When the world economy is growing and demand for physical goods is climbing, industrial metals tend to thrive. The demand for these materials has grown significantly over the past decade. However, investing in industrial metals can be risky. These commodities are sensitive to changes in supply and demand, as well as volatile pricing. These commodities copper, aluminum, zinc, nickel, iron ore, and gold are derived from raw minerals that have specific properties useful for manufacturers making factory equipment or other products with a high metal content (e.g., cars or refrigerators). Investing in industrial metals directly has its risks but may be a good diversification tool for an investor’s portfolio.
Commodities: What Constitutes an Industrial Metal?
Industrial metals are types of commodities that are derived from raw minerals. They are typically used in manufacturing. The most important industrial metals are aluminum, copper, zinc, lead, nickel, tin, iron ore, and gold. Industrial metals are often priced in US dollars. Commodities include both industrial metals and agricultural goods, such as oil, coffee, corn, and wheat. When you buy coffee or wheat, you are buying a product, not a stock. Commodities are raw materials that are used to make other products. They include oil, natural gas, gold, silver, coffee, and wheat.
COPPER is the most important industrial metal from an investment standpoint. About 40% of the world's copper is used for electrical wiring and cabling. By weight, copper is the best conductor of electricity and heat. It is also used in plumbing (9%), construction (9%), transportation (8%), and other industries. Mandatory recycled content for copper has increased demand for scrap copper. This is a positive for the long-term outlook for copper supply. The demand for copper is expected to grow over the next decade as economies recover from the 2008 Financial Crisis and technological innovations are adopted. A potential downside is that copper is highly susceptible to the effects of adverse weather. This was demonstrated by the 2010 Pakistan floods, which resulted in a 60% drop in copper prices due to a decline in supply.
ALUMINIUM is a lightweight, corrosion-resistant metal that is used in a wide variety of industrial applications such as beverage cans, car parts, and building materials. The world's largest producers of aluminum are China, Russia, Brazil, and Canada, but the U.S. is the largest consumer. In 2018, the U.S. was importing about 90% of the aluminum needed for its manufacturing sector. There is a risk that a trade war could disrupt the supply of aluminum from China. The U.S. has imposed tariffs on Chinese imports, and China has responded with tariffs of its own. The U.S. government may also increase tariffs on imports from Canada, Brazil, and other countries that produce aluminum, due to national security concerns.

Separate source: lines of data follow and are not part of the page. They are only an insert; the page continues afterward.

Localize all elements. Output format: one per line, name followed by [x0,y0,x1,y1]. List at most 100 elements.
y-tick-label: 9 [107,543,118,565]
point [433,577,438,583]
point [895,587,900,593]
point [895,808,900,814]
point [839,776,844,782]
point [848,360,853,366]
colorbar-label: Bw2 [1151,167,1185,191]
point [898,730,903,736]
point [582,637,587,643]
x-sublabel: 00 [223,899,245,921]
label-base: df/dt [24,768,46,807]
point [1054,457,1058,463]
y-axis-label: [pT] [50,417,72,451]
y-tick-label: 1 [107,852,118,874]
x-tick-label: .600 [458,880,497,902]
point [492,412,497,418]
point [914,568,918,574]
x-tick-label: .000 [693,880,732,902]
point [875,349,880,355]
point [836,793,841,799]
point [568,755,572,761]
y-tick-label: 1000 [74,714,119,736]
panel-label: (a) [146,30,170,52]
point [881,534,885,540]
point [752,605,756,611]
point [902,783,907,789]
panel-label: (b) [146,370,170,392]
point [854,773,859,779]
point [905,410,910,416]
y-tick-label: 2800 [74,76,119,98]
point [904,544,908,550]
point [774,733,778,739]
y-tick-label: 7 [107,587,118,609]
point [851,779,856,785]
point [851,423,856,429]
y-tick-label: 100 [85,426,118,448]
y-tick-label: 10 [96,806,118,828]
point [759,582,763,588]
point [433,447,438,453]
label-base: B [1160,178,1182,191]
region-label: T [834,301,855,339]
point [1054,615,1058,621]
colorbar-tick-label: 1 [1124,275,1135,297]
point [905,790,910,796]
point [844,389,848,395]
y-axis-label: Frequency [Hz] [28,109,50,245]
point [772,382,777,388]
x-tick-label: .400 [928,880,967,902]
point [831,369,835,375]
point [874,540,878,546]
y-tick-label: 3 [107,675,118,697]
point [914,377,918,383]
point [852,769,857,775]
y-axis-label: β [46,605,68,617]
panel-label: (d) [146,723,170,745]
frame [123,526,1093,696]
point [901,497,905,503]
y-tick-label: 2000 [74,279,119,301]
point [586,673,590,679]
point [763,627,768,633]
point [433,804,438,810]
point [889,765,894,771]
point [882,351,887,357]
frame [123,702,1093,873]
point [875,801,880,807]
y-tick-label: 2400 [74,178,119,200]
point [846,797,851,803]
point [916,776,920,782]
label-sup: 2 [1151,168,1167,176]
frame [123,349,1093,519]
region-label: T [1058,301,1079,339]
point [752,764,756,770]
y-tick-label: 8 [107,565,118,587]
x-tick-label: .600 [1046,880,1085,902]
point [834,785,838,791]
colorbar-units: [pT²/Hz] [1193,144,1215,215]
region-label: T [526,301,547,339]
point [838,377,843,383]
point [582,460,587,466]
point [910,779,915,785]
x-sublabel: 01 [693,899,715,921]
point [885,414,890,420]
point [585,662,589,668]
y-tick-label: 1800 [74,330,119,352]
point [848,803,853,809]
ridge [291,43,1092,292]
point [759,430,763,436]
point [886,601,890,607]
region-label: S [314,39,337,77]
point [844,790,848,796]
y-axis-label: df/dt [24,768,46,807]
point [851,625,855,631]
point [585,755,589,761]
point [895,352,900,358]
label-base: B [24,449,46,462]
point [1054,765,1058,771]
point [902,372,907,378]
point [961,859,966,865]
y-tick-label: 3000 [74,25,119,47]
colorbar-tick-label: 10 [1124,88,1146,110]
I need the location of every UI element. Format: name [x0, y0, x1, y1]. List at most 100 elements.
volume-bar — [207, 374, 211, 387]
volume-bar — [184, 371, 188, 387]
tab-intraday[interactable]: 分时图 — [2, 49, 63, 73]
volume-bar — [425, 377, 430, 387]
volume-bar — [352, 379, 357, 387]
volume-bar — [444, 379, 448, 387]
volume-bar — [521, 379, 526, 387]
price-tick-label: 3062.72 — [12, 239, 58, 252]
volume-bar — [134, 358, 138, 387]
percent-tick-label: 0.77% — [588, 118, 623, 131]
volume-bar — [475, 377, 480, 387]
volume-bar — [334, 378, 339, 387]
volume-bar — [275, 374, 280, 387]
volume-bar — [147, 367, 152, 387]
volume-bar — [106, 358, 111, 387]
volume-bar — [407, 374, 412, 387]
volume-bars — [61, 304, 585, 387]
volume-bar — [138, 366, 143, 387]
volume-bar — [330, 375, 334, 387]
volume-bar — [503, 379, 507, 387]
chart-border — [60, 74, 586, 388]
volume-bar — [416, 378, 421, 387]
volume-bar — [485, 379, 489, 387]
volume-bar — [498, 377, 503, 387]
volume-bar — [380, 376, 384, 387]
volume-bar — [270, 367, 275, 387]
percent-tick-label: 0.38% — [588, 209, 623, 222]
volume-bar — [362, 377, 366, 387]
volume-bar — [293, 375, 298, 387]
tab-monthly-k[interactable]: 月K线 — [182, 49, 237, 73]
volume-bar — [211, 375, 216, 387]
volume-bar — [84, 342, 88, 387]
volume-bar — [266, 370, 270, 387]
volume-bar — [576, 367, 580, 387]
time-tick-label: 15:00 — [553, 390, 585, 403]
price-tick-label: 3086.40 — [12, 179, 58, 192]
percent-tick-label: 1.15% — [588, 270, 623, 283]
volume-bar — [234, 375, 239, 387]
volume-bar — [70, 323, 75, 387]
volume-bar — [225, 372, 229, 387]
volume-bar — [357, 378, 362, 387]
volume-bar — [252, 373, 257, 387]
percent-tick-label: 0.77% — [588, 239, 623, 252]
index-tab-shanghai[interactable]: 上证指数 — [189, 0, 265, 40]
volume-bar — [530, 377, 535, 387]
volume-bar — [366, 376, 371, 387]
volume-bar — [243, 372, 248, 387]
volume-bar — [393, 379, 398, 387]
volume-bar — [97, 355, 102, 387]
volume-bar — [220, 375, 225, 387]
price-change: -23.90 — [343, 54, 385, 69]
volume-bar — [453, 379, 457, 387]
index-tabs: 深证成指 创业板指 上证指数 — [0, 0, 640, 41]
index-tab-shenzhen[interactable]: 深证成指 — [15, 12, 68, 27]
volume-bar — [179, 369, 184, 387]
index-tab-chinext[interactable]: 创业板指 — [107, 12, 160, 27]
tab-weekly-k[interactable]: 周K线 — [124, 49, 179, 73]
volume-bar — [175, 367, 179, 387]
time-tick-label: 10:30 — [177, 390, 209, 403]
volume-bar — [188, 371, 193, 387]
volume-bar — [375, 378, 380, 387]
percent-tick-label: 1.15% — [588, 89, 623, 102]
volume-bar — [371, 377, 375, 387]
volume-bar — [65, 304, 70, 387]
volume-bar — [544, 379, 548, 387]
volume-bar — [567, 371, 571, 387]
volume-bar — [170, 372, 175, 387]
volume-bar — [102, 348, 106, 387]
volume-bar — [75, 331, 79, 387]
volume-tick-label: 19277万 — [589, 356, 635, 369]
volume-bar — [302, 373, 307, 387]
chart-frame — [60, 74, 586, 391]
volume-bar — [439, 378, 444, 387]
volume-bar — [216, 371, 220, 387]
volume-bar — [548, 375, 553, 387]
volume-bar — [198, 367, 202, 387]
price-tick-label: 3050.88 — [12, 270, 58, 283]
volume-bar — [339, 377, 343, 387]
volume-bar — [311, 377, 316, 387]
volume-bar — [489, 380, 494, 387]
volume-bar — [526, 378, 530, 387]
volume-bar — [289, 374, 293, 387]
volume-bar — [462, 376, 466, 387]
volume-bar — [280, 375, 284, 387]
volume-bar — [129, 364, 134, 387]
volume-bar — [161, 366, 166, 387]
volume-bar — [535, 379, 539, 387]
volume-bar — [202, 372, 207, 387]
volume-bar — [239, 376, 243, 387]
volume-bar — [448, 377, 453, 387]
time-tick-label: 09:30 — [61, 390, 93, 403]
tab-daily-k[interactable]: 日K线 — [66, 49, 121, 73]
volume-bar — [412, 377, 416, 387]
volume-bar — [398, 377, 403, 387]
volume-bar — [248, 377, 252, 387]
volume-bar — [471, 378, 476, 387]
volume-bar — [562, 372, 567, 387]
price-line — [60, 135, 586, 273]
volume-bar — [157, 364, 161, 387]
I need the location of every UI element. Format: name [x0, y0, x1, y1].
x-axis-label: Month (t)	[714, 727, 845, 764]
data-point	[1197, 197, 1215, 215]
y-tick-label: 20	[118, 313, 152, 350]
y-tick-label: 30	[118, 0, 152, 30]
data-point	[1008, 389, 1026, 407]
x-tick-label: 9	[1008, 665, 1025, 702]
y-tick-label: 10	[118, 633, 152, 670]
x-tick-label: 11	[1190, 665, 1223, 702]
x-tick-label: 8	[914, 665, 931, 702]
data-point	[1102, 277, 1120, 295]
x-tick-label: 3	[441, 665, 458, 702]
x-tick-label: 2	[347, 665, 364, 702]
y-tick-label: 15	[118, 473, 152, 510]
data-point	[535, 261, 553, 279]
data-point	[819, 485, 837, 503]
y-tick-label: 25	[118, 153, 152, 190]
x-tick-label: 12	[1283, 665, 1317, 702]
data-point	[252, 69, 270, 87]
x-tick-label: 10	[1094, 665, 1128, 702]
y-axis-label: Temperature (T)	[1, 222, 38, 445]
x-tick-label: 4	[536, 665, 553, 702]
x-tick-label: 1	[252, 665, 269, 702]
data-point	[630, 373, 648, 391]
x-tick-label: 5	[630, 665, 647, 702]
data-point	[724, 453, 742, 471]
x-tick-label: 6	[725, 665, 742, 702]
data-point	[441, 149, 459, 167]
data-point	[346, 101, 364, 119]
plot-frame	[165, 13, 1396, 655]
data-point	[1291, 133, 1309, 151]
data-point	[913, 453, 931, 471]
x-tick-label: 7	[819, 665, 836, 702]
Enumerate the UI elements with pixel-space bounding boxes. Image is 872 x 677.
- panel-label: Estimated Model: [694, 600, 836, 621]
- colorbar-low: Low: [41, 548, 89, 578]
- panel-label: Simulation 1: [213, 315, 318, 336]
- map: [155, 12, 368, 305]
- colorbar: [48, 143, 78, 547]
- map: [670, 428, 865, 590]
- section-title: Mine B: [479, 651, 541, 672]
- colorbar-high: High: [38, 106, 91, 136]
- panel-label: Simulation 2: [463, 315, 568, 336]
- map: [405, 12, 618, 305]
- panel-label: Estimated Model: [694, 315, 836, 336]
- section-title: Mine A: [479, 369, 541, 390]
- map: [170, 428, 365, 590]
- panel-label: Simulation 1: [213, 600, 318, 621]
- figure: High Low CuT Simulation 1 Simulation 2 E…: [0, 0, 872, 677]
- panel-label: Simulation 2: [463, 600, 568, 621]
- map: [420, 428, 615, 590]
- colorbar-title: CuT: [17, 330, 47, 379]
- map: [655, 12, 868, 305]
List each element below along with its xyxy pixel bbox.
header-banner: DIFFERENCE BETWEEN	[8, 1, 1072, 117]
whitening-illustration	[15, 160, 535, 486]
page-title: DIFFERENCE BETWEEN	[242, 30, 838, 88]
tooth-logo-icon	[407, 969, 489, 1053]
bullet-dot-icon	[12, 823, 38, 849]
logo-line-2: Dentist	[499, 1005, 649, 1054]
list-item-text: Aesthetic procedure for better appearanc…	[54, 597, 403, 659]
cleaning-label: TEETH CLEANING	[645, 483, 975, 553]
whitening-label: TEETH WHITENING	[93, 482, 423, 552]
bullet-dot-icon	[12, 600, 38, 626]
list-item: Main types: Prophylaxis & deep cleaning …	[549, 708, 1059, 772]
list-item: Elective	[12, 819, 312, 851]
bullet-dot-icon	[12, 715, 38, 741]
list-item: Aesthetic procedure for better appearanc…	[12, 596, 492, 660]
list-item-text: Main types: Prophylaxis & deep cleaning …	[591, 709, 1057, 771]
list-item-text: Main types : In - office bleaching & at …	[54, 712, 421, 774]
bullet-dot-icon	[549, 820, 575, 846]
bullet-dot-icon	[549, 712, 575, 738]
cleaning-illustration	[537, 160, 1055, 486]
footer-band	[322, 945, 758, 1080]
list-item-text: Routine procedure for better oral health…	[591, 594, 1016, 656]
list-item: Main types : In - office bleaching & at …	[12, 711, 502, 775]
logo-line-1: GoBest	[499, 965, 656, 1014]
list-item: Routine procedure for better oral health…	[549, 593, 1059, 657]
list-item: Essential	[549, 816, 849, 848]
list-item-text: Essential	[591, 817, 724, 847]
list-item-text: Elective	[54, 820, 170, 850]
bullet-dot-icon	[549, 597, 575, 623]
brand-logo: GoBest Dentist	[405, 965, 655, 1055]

ZINC is used to produce goods such as paints, rubber, batteries, and plastics. It is a byproduct of many processes, including the extraction of iron ore. This means there is little risk of a shortage, as iron ore is abundant and it would be uneconomical to produce zinc only for its own sake. Zinc is used in many ways in the construction space. The U.S. government uses zinc to produce coins, and it is also used in paint, rubber, and batteries. Zinc is traded on the London Metal Exchange and the New York Mercantile Exchange.
Nickel is an important industrial metal used in stainless steel and other alloys, batteries, and in chemical processing. The majority of the world's nickel is produced from the sulfide ore found in the Sudbury Basin in Ontario, Canada. Nickel is a byproduct of copper and gold mining in the Sudbury Basin. Like other industrial commodities, nickel is susceptible to fluctuations in demand driven by changes in the global economy. In 2011, for example, strong Chinese demand for nickel led to a spike in prices.
IRON ORE is a major source of iron and is primarily used in the steel-making process. China is the largest producer and consumer of iron ore, and it accounts for half of the global supply. The U.S. is the world's largest importer of iron ore, and Brazil is the largest exporter. The demand for iron ore is expected to increase over the next decade as the world's population grows and economies recover from the financial crisis. The iron ore industry has been plagued by oversupply and price declines since 2011. This led to a period of weak profits for mining companies. Prices have recovered somewhat in recent years due to reduced supply and uncertainty surrounding trade with China.
GOLD is an important industrial metal used in electronics, jewelry, and in the production of dental fillings. The majority of gold is produced as a byproduct of copper and silver mining. Gold is a commodity, but is also an investment option. Gold is a haven investment that tends to rise during times of economic uncertainty. It doesn't correlate to the stock market and is less volatile than other commodities like oil. The price of gold is highly sensitive to rising interest rates. This is because gold does not pay interest and is seen by investors as an alternative to cash. Conversely, gold prices fall when rates fall.
Industrial metals are important commodities that are used in many industries, including construction, transportation, and manufacturing. Industrial metals are sensitive to changes in supply and demand, as well as volatile pricing. Investing in industrial metals directly has its risks but may be a good diversification tool for an investor’s portfolio.